Em que Melzer adverte que quanto mais o processo judicial se arrastar e mais se deteriorar a saúde e estabilidade de Assange, ou caso ele morra na prisão, do ponto de vista dos EUA “mais forte será o efeito de intimidação sobre outros jornalistas denunciantes”.

Shipton disse ter ficado sabendo pelo livro de detalhes sórdidos, como as autoridades inglesas terem tirado o kit de barba de Julian Assange para que ele chegasse com má aparência à audiência.

Em setembro, Julian Assange e seus advogados pediram à juíza Vanessa Baraitser que ele pudesse ficar fora da jaula de vidro [usada em julgamentos de terroristas] na audiência, e pudesse sentar junto aos seus defensores como é normal, mas ela disse não.

Julian Assange tinha de ficar de joelhos para poder se comunicar com o advogado por uma pequena fresta, enquanto este tinha que ficar na ponta dos pés para poder falar.
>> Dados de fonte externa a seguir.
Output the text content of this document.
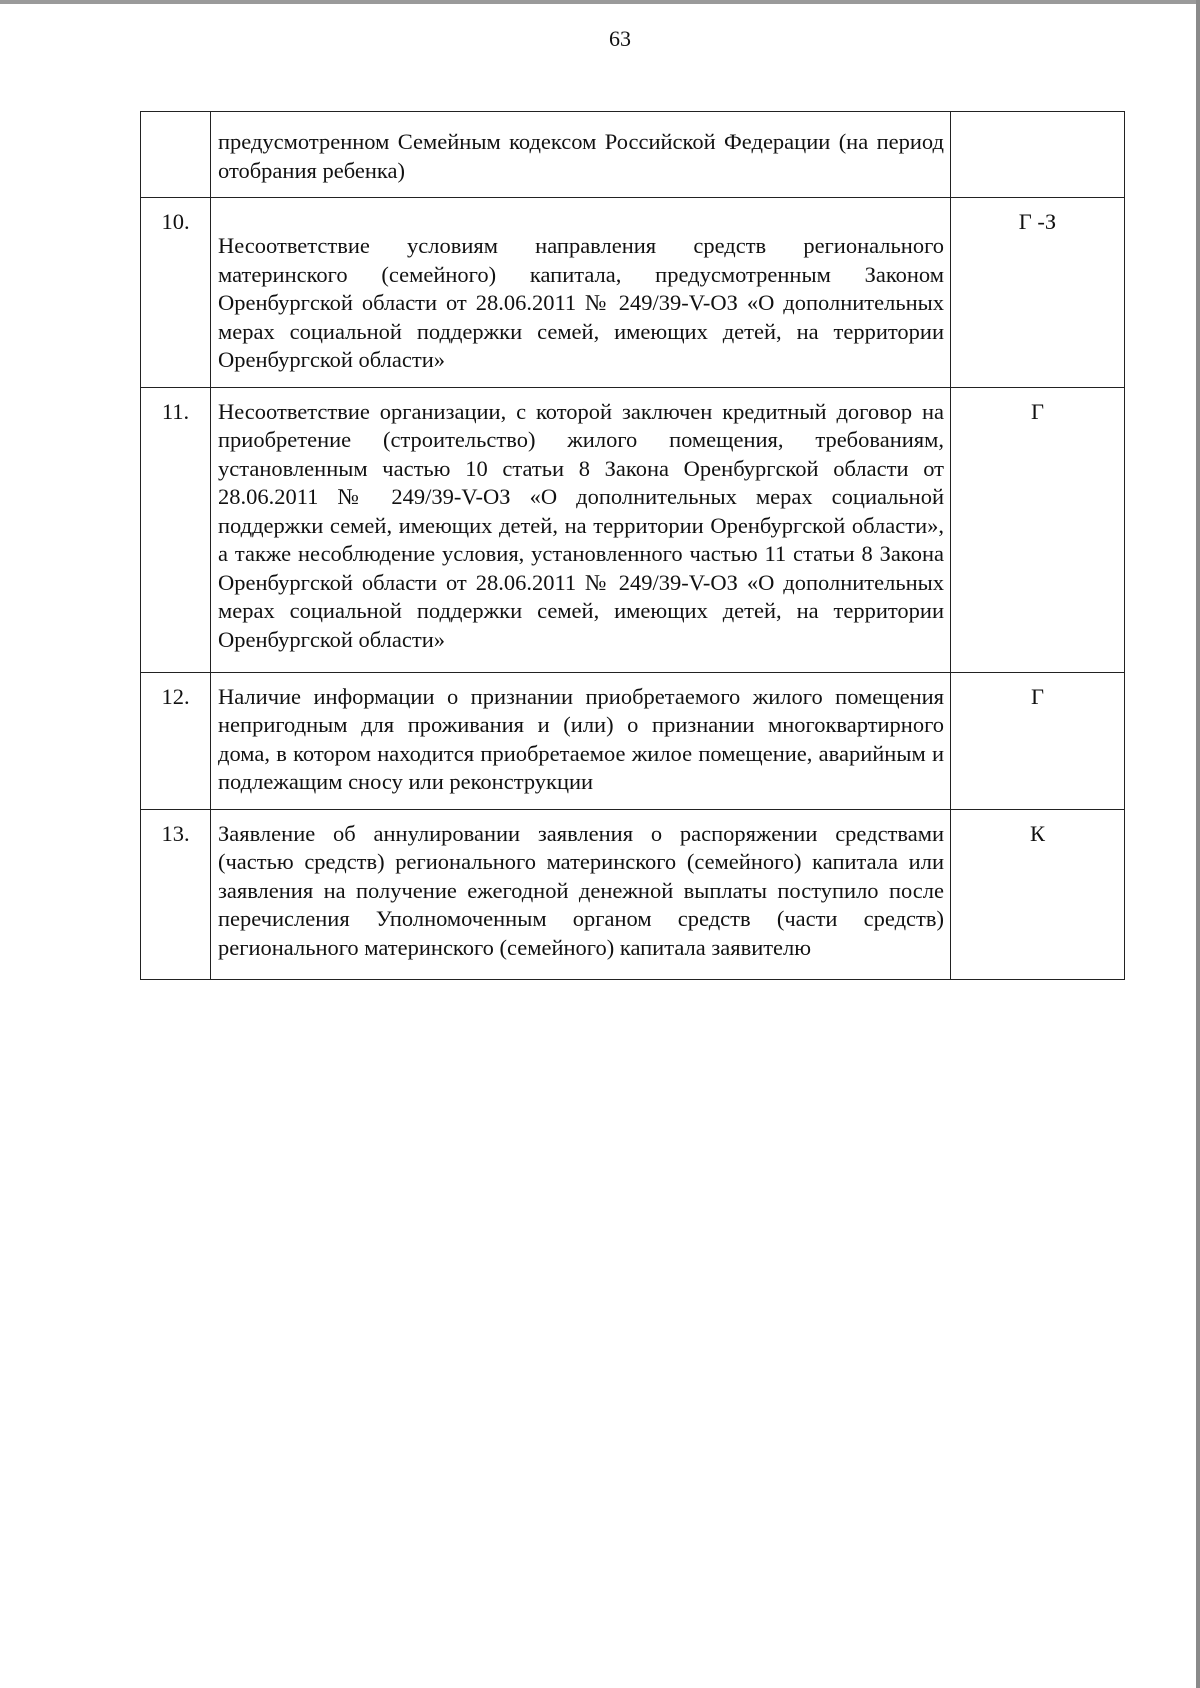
63
	предусмотренном Семейным кодексом Российской Федерации (на период отобрания ребенка)	
10.	Несоответствие условиям направления средств регионального материнского (семейного) капитала, предусмотренным Законом Оренбургской области от 28.06.2011 № 249/39-V-ОЗ «О дополнительных мерах социальной поддержки семей, имеющих детей, на территории Оренбургской области»	Г -З
11.	Несоответствие организации, с которой заключен кредитный договор на приобретение (строительство) жилого помещения, требованиям, установленным частью 10 статьи 8 Закона Оренбургской области от 28.06.2011 № 249/39-V-ОЗ «О дополнительных мерах социальной поддержки семей, имеющих детей, на территории Оренбургской области», а также несоблюдение условия, установленного частью 11 статьи 8 Закона Оренбургской области от 28.06.2011 № 249/39-V-ОЗ «О дополнительных мерах социальной поддержки семей, имеющих детей, на территории Оренбургской области»	Г
12.	Наличие информации о признании приобретаемого жилого помещения непригодным для проживания и (или) о признании многоквартирного дома, в котором находится приобретаемое жилое помещение, аварийным и подлежащим сносу или реконструкции	Г
13.	Заявление об аннулировании заявления о распоряжении средствами (частью средств) регионального материнского (семейного) капитала или заявления на получение ежегодной денежной выплаты поступило после перечисления Уполномоченным органом средств (части средств) регионального материнского (семейного) капитала заявителю	К
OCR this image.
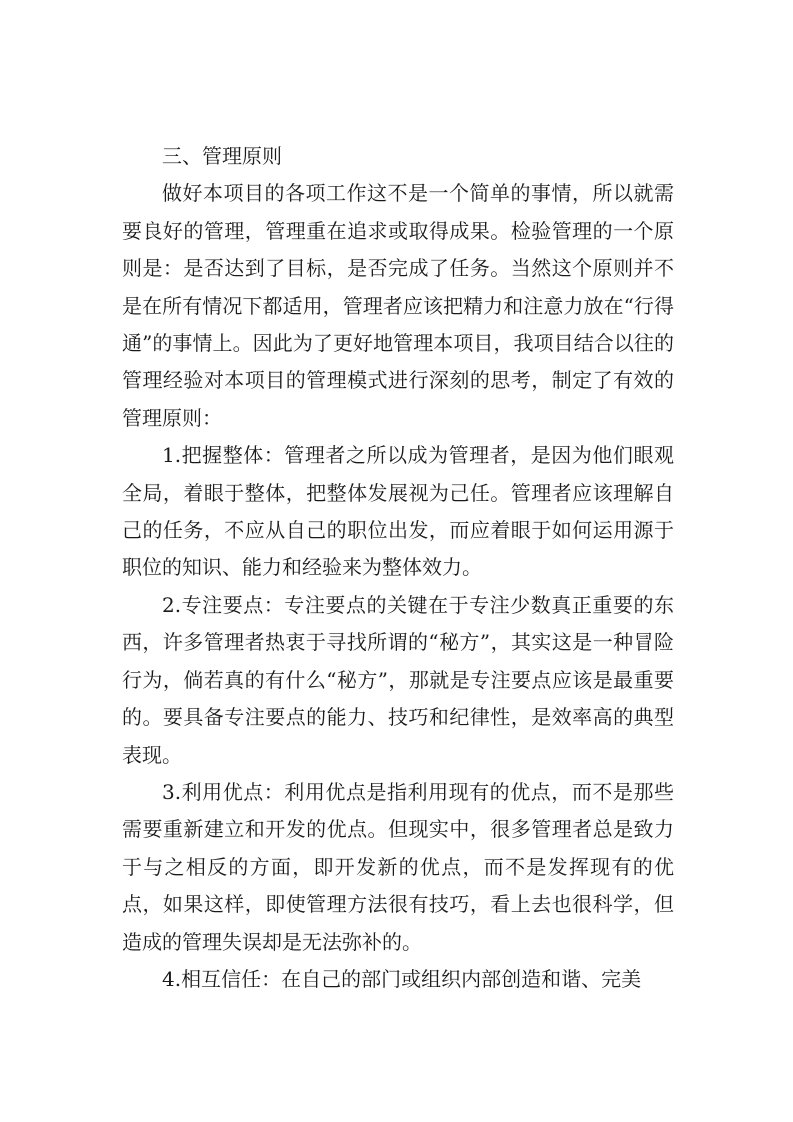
三、管理原则

做好本项目的各项工作这不是一个简单的事情，所以就需要良好的管理，管理重在追求或取得成果。检验管理的一个原则是：是否达到了目标，是否完成了任务。当然这个原则并不是在所有情况下都适用，管理者应该把精力和注意力放在“行得通”的事情上。因此为了更好地管理本项目，我项目结合以往的管理经验对本项目的管理模式进行深刻的思考，制定了有效的管理原则：

1.把握整体：管理者之所以成为管理者，是因为他们眼观全局，着眼于整体，把整体发展视为己任。管理者应该理解自己的任务，不应从自己的职位出发，而应着眼于如何运用源于职位的知识、能力和经验来为整体效力。

2.专注要点：专注要点的关键在于专注少数真正重要的东西，许多管理者热衷于寻找所谓的“秘方”，其实这是一种冒险行为，倘若真的有什么“秘方”，那就是专注要点应该是最重要的。要具备专注要点的能力、技巧和纪律性，是效率高的典型表现。

3.利用优点：利用优点是指利用现有的优点，而不是那些需要重新建立和开发的优点。但现实中，很多管理者总是致力于与之相反的方面，即开发新的优点，而不是发挥现有的优点，如果这样，即使管理方法很有技巧，看上去也很科学，但造成的管理失误却是无法弥补的。

4.相互信任：在自己的部门或组织内部创造和谐、完美
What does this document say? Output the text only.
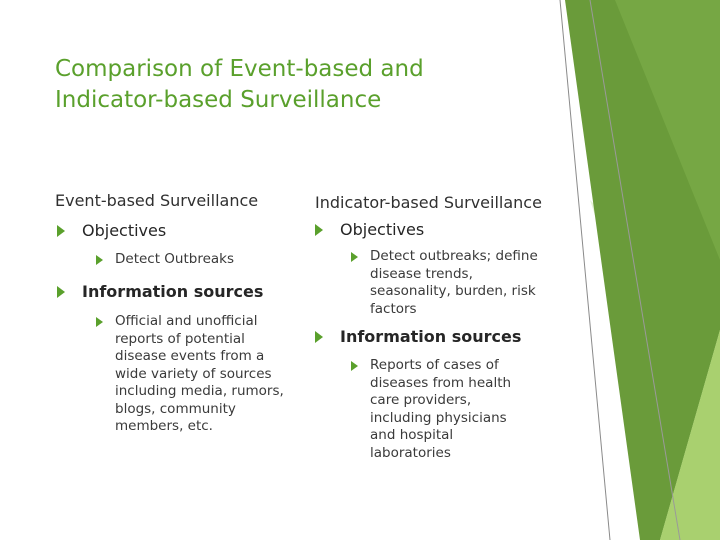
Comparison of Event-based and Indicator-based Surveillance
Event-based Surveillance
Objectives
Detect Outbreaks
Information sources
Official and unofficial reports of potential disease events from a wide variety of sources including media, rumors, blogs, community members, etc.
Indicator-based Surveillance
Objectives
Detect outbreaks; define disease trends, seasonality, burden, risk factors
Information sources
Reports of cases of diseases from health care providers, including physicians and hospital laboratories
Esse era o nível de desrespeito aos mais elementares princípios de tratamento de réus.

“Isso foi feito continuamente por três semanas”, relatou Shipton.

Ele assinalou que Baraitser foi promovida depois do julgamento. “Promovida por tratar gente da forma mais chocante”. O entrevistador lembrou que, de forma análoga, o juiz norte-americano que condenou Chelsea Manning foi promovido “depois de fazer o trabalho sujo”.

Shipton também falou sobre a situação de Julian Assange na Guantánamo britânica e seu confinamento na ala de enfermaria. Onde outros presos eram loucos, alguns não tinham perna ou braço, havia um doente terminal de câncer que gritava dia e noite.

Para tirar Assange dali, foram precisas não uma, mas três petições dos prisioneiros de Belmarsh, até ser atendida. “Os presos tinham mais humanidade do que os responsáveis pela prisão”.

Shipton agradeceu ao imenso apoio que seu filho Assange tem recebido, lembrando as manifestações por sua libertação de parlamentares brasileiros, franceses, gregos, australianos e de outras partes do mundo, o abraço que recebeu o ex-presidente brasileiro Lula, a indignação de personalidades como Roger Waters (do Pink Floyd). “É o que me dá energias para prosseguir”, completou.

Quanto ao fato de que os jornais que publicaram as denúncias do WikiLeaks – New York Times, Washington Post, Le Monde, The Guardian, El País, Der Spiegel – tenham “virado as costas a Assange”, ele se disse desapontado “mas não surpreso”. Assange publicou “exatamente o que todos eles publicaram”, sublinhou.